Seok Gil Park, an economist at JPMorgan, said, “Strong industrial activity suggests Vietnam has benefitted somewhat from the relocation of manufacturing bases out of China, into emerging Asian countries. That said, the uncertainty on external demand lingers with US-China trade tensions, likely with a payback in the fourth quarter after a robust third quarter outcome.”
Global analysts Spanish-based FocusEconomics stated in a document that Vietnam’s industrial production growth “should remain buoyant going forward, spearheaded by a burgeoning manufacturing sector.”
“Vietnam is an attractive low-cost base for manufacturing firms, including those looking to relocate from China due to the US-China trade spat, thanks to a cheap workforce and business-friendly government,” the document stated. “FocusEconomics Consensus Forecast participants estimate that industrial output will grow 8.7% in 2019, which is down 0.4 percentage points from last month’s forecast. For 2020, panelists expect industrial production to expand 8.8%.”
According to the Central Institute for Economic Management, the government is now placing its great priorities on supporting enterprises which are benefiting from an improved business climate and whose numbers have been strongly increasing.
Prime Minster Nguyen Xuan Phuc recently announced at the National Assembly (NA) that since early this year, Vietnam’s business climate has continued to improve significantly.
“It is expected that there will be 134,000 newly-established enterprises in Vietnam this year, and dozens of thousands of enterprises will resume operation,” he stated.
According to the GSO, the first 11 months of 2019 saw a record 126,700 enterprises newly established, with total registered capital of over VND1.574 quadrillion (US$68.4 billion), employing 1.13 million labourers. This was up 4.5% in the number of enterprises, up 27.5% in capital, and up 11.8% in the number of employees.

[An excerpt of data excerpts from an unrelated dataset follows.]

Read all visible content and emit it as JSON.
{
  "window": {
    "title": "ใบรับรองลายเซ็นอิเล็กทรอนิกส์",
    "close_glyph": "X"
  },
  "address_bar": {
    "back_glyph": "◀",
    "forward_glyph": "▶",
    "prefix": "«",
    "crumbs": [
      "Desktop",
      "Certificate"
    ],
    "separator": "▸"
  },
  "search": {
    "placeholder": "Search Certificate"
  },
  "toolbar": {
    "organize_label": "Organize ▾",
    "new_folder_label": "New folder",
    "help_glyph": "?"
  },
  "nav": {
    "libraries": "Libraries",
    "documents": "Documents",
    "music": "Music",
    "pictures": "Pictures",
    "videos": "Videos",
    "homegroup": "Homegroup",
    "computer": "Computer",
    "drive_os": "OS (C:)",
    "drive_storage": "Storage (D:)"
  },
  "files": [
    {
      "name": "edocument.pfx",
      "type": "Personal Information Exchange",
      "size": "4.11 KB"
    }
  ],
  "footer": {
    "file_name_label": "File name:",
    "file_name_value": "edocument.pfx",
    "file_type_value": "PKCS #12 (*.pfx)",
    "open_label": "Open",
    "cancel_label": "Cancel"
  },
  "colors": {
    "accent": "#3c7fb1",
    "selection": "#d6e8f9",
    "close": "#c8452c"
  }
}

Last year, Vietnam saw 131,300 newly established enterprises with total registered capital of over VND1.478 quadrillion (US$64.26 billion), up 3.5% in the number of enterprises and up 14.1% in capital year-on-year.

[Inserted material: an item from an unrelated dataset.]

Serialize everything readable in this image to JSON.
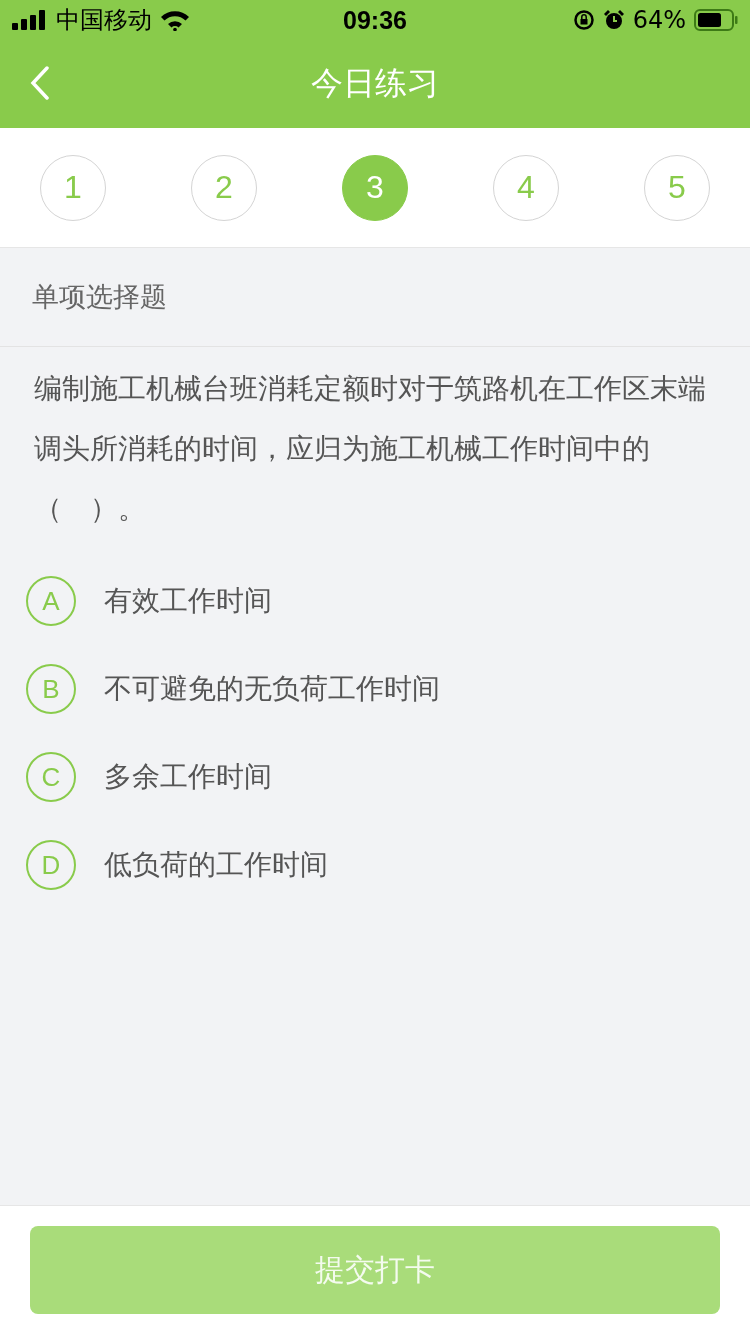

“Never has the economy grown as strongly as it is doing today, and never have domestic businesses had a rise in their confidence as they do now,” PM Phuc said. “Many high-profile international organisations, countries, and partners are highly valuing Vietnam’s investment climate, and highlighting the country as a bright spot in the region and the wider world.”
The Asian Development Bank forecast that Vietnam’s economy will grow by 6.8% this year, while Standard Chartered Bank believed that the rate will be 6.9%, not only for 2019 but also for 2020 and 2021.
The NA has set an economic growth rate of about 6.8% for 2020.
Under assessments of the US News and World Report 2019, Vietnam has been ranked eighth among the best nations in the world to invest in in 2019, up 15 places as compared to 2018.